When the Marlins couldn’t make a profit, even with that team, Huizenga held a fire sale. He ultimately sold the same guys he had purchased two years earlier.
Tigers By the Tail
Dombrowski landed in Detroit in 2002, which was a dismal situation in more ways than one. He took over a weak team that didn’t draw flies. Or, maybe it did and had them back in the World Series by 2006.
Dombrowski led the Tigers to five playoff appearances, four consecutive American League Central Division titles, four American League Championship Series appearances (including three consecutive from 2011 to 2013), and American League pennants in 2006 and 2012.
Red Sox on a Roll
In Boston, he really hit his stride after he arrived in August 2015. The Red Sox have won their division three consecutive years, culminating with a record 108 wins in 2018.
Fun at Fenway
Honestly, it’s a lot of fun to watch the Red Sox play. One might think that with Alex Cora coming over from Houston to manage the team, they might play with a bit of a flair, like the Astros. But no, they play old-fashioned hardball.
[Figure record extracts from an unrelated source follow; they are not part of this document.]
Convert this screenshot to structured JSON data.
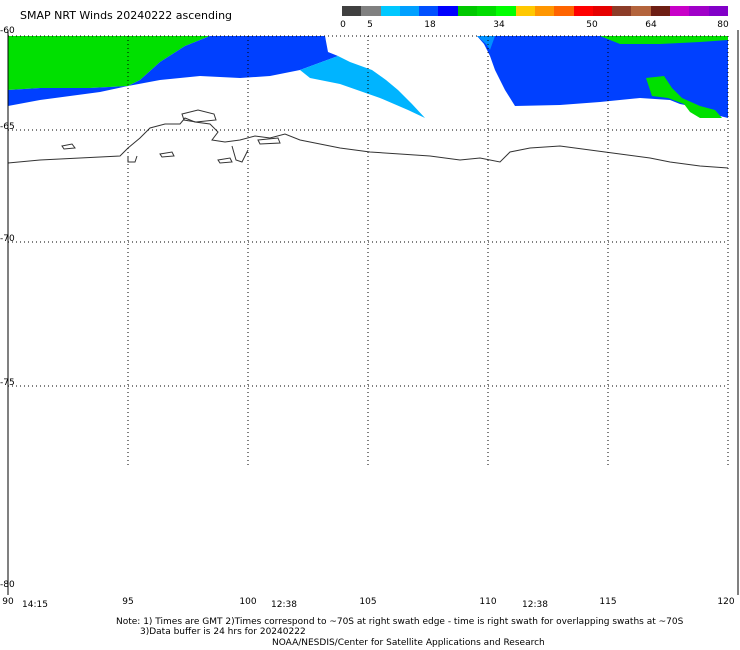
{
  "title": "SMAP NRT Winds 20240222 ascending",
  "colorbar": {
    "ticks": [
      "0",
      "5",
      "18",
      "34",
      "50",
      "64",
      "80"
    ],
    "segments": [
      "#404040",
      "#808080",
      "#00c8ff",
      "#00a0ff",
      "#0050ff",
      "#0000ff",
      "#00c800",
      "#00dc00",
      "#00ff00",
      "#ffc800",
      "#ff9600",
      "#ff6400",
      "#ff0000",
      "#e60000",
      "#8c3c28",
      "#b4643c",
      "#6e1e14",
      "#c800c8",
      "#a000c8",
      "#8200c8"
    ]
  },
  "latitude_labels": [
    "-60",
    "-65",
    "-70",
    "-75",
    "-80"
  ],
  "longitude_labels": [
    "90",
    "95",
    "100",
    "105",
    "110",
    "115",
    "120"
  ],
  "swath_times": [
    "14:15",
    "12:38",
    "12:38"
  ],
  "notes": {
    "line1": "Note: 1) Times are GMT 2)Times correspond to ~70S at right swath edge - time is right swath for overlapping swaths at ~70S",
    "line2": "3)Data buffer is 24 hrs for 20240222",
    "line3": "NOAA/NESDIS/Center for Satellite Applications and Research"
  },
  "colors": {
    "wind_green": "#00e000",
    "wind_blue": "#0040ff",
    "wind_light_blue": "#0090ff",
    "wind_cyan": "#00b4ff",
    "coastline": "#333333",
    "grid": "#000000"
  }
}
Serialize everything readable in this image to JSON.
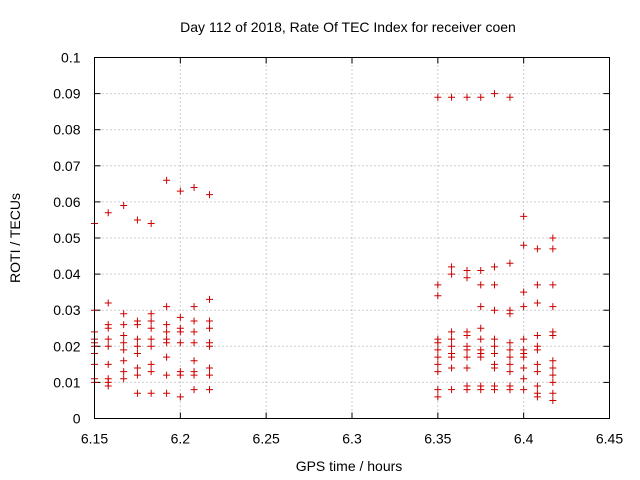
{
  "chart_data": {
    "type": "scatter",
    "title": "Day 112 of 2018, Rate Of TEC Index for receiver coen",
    "xlabel": "GPS time / hours",
    "ylabel": "ROTI / TECUs",
    "xlim": [
      6.15,
      6.45
    ],
    "ylim": [
      0,
      0.1
    ],
    "xticks": [
      6.15,
      6.2,
      6.25,
      6.3,
      6.35,
      6.4,
      6.45
    ],
    "xtick_labels": [
      "6.15",
      "6.2",
      "6.25",
      "6.3",
      "6.35",
      "6.4",
      "6.45"
    ],
    "yticks": [
      0,
      0.01,
      0.02,
      0.03,
      0.04,
      0.05,
      0.06,
      0.07,
      0.08,
      0.09,
      0.1
    ],
    "ytick_labels": [
      "0",
      "0.01",
      "0.02",
      "0.03",
      "0.04",
      "0.05",
      "0.06",
      "0.07",
      "0.08",
      "0.09",
      "0.1"
    ],
    "grid": true,
    "marker": "plus",
    "color": "#cc0000",
    "series": [
      {
        "name": "ROTI",
        "points": [
          [
            6.15,
            0.054
          ],
          [
            6.15,
            0.03
          ],
          [
            6.15,
            0.024
          ],
          [
            6.15,
            0.022
          ],
          [
            6.15,
            0.021
          ],
          [
            6.15,
            0.02
          ],
          [
            6.15,
            0.018
          ],
          [
            6.15,
            0.015
          ],
          [
            6.15,
            0.011
          ],
          [
            6.15,
            0.01
          ],
          [
            6.158,
            0.057
          ],
          [
            6.158,
            0.032
          ],
          [
            6.158,
            0.026
          ],
          [
            6.158,
            0.025
          ],
          [
            6.158,
            0.022
          ],
          [
            6.158,
            0.02
          ],
          [
            6.158,
            0.015
          ],
          [
            6.158,
            0.011
          ],
          [
            6.158,
            0.01
          ],
          [
            6.158,
            0.009
          ],
          [
            6.167,
            0.059
          ],
          [
            6.167,
            0.029
          ],
          [
            6.167,
            0.026
          ],
          [
            6.167,
            0.023
          ],
          [
            6.167,
            0.021
          ],
          [
            6.167,
            0.019
          ],
          [
            6.167,
            0.016
          ],
          [
            6.167,
            0.013
          ],
          [
            6.167,
            0.011
          ],
          [
            6.175,
            0.055
          ],
          [
            6.175,
            0.027
          ],
          [
            6.175,
            0.026
          ],
          [
            6.175,
            0.022
          ],
          [
            6.175,
            0.02
          ],
          [
            6.175,
            0.018
          ],
          [
            6.175,
            0.014
          ],
          [
            6.175,
            0.012
          ],
          [
            6.175,
            0.007
          ],
          [
            6.183,
            0.054
          ],
          [
            6.183,
            0.029
          ],
          [
            6.183,
            0.027
          ],
          [
            6.183,
            0.025
          ],
          [
            6.183,
            0.022
          ],
          [
            6.183,
            0.02
          ],
          [
            6.183,
            0.015
          ],
          [
            6.183,
            0.013
          ],
          [
            6.183,
            0.007
          ],
          [
            6.192,
            0.066
          ],
          [
            6.192,
            0.031
          ],
          [
            6.192,
            0.026
          ],
          [
            6.192,
            0.024
          ],
          [
            6.192,
            0.022
          ],
          [
            6.192,
            0.021
          ],
          [
            6.192,
            0.017
          ],
          [
            6.192,
            0.012
          ],
          [
            6.192,
            0.007
          ],
          [
            6.2,
            0.063
          ],
          [
            6.2,
            0.028
          ],
          [
            6.2,
            0.025
          ],
          [
            6.2,
            0.024
          ],
          [
            6.2,
            0.021
          ],
          [
            6.2,
            0.013
          ],
          [
            6.2,
            0.012
          ],
          [
            6.2,
            0.006
          ],
          [
            6.208,
            0.064
          ],
          [
            6.208,
            0.031
          ],
          [
            6.208,
            0.027
          ],
          [
            6.208,
            0.024
          ],
          [
            6.208,
            0.021
          ],
          [
            6.208,
            0.016
          ],
          [
            6.208,
            0.013
          ],
          [
            6.208,
            0.012
          ],
          [
            6.208,
            0.008
          ],
          [
            6.217,
            0.062
          ],
          [
            6.217,
            0.033
          ],
          [
            6.217,
            0.027
          ],
          [
            6.217,
            0.025
          ],
          [
            6.217,
            0.021
          ],
          [
            6.217,
            0.02
          ],
          [
            6.217,
            0.014
          ],
          [
            6.217,
            0.012
          ],
          [
            6.217,
            0.008
          ],
          [
            6.35,
            0.089
          ],
          [
            6.35,
            0.037
          ],
          [
            6.35,
            0.034
          ],
          [
            6.35,
            0.022
          ],
          [
            6.35,
            0.021
          ],
          [
            6.35,
            0.019
          ],
          [
            6.35,
            0.017
          ],
          [
            6.35,
            0.015
          ],
          [
            6.35,
            0.013
          ],
          [
            6.35,
            0.008
          ],
          [
            6.35,
            0.006
          ],
          [
            6.358,
            0.089
          ],
          [
            6.358,
            0.042
          ],
          [
            6.358,
            0.04
          ],
          [
            6.358,
            0.024
          ],
          [
            6.358,
            0.022
          ],
          [
            6.358,
            0.02
          ],
          [
            6.358,
            0.018
          ],
          [
            6.358,
            0.017
          ],
          [
            6.358,
            0.014
          ],
          [
            6.358,
            0.008
          ],
          [
            6.367,
            0.089
          ],
          [
            6.367,
            0.041
          ],
          [
            6.367,
            0.039
          ],
          [
            6.367,
            0.024
          ],
          [
            6.367,
            0.023
          ],
          [
            6.367,
            0.02
          ],
          [
            6.367,
            0.019
          ],
          [
            6.367,
            0.017
          ],
          [
            6.367,
            0.014
          ],
          [
            6.367,
            0.009
          ],
          [
            6.367,
            0.008
          ],
          [
            6.375,
            0.089
          ],
          [
            6.375,
            0.041
          ],
          [
            6.375,
            0.037
          ],
          [
            6.375,
            0.031
          ],
          [
            6.375,
            0.025
          ],
          [
            6.375,
            0.022
          ],
          [
            6.375,
            0.019
          ],
          [
            6.375,
            0.018
          ],
          [
            6.375,
            0.017
          ],
          [
            6.375,
            0.009
          ],
          [
            6.375,
            0.008
          ],
          [
            6.383,
            0.09
          ],
          [
            6.383,
            0.042
          ],
          [
            6.383,
            0.037
          ],
          [
            6.383,
            0.03
          ],
          [
            6.383,
            0.022
          ],
          [
            6.383,
            0.02
          ],
          [
            6.383,
            0.018
          ],
          [
            6.383,
            0.015
          ],
          [
            6.383,
            0.014
          ],
          [
            6.383,
            0.009
          ],
          [
            6.383,
            0.008
          ],
          [
            6.392,
            0.089
          ],
          [
            6.392,
            0.043
          ],
          [
            6.392,
            0.03
          ],
          [
            6.392,
            0.029
          ],
          [
            6.392,
            0.021
          ],
          [
            6.392,
            0.019
          ],
          [
            6.392,
            0.017
          ],
          [
            6.392,
            0.015
          ],
          [
            6.392,
            0.013
          ],
          [
            6.392,
            0.009
          ],
          [
            6.392,
            0.008
          ],
          [
            6.4,
            0.056
          ],
          [
            6.4,
            0.048
          ],
          [
            6.4,
            0.035
          ],
          [
            6.4,
            0.031
          ],
          [
            6.4,
            0.022
          ],
          [
            6.4,
            0.019
          ],
          [
            6.4,
            0.018
          ],
          [
            6.4,
            0.017
          ],
          [
            6.4,
            0.014
          ],
          [
            6.4,
            0.011
          ],
          [
            6.4,
            0.008
          ],
          [
            6.408,
            0.047
          ],
          [
            6.408,
            0.037
          ],
          [
            6.408,
            0.032
          ],
          [
            6.408,
            0.023
          ],
          [
            6.408,
            0.02
          ],
          [
            6.408,
            0.019
          ],
          [
            6.408,
            0.015
          ],
          [
            6.408,
            0.013
          ],
          [
            6.408,
            0.009
          ],
          [
            6.408,
            0.007
          ],
          [
            6.408,
            0.006
          ],
          [
            6.417,
            0.05
          ],
          [
            6.417,
            0.047
          ],
          [
            6.417,
            0.037
          ],
          [
            6.417,
            0.031
          ],
          [
            6.417,
            0.024
          ],
          [
            6.417,
            0.023
          ],
          [
            6.417,
            0.016
          ],
          [
            6.417,
            0.014
          ],
          [
            6.417,
            0.012
          ],
          [
            6.417,
            0.01
          ],
          [
            6.417,
            0.007
          ],
          [
            6.417,
            0.005
          ]
        ]
      }
    ]
  }
}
The brightest stars in the Red Sox lineup — Mookie Betts and J. D. Martinez — fit in neatly, with little fanfare save the roar of the crowd.
I can’t imagine it’s just that Williams, Yawkey, Yastrzemski, Jim Rice, Petrocelli, Evans, Pedroia, and other Red Sox alumni have passed the baton so gracefully over the years. There has to be more to it.
Luis! Luis! Luis!
The Red Sox did have a mustachioed, cigar-smoking pitcher named Luis Tiant. He may have been their secret ingredient in the 1970s. If the Sox run into trouble in LA — and they could — they might have to bring El Tiante out to Fenway for a first-pitch ceremony when they get back to the Hub.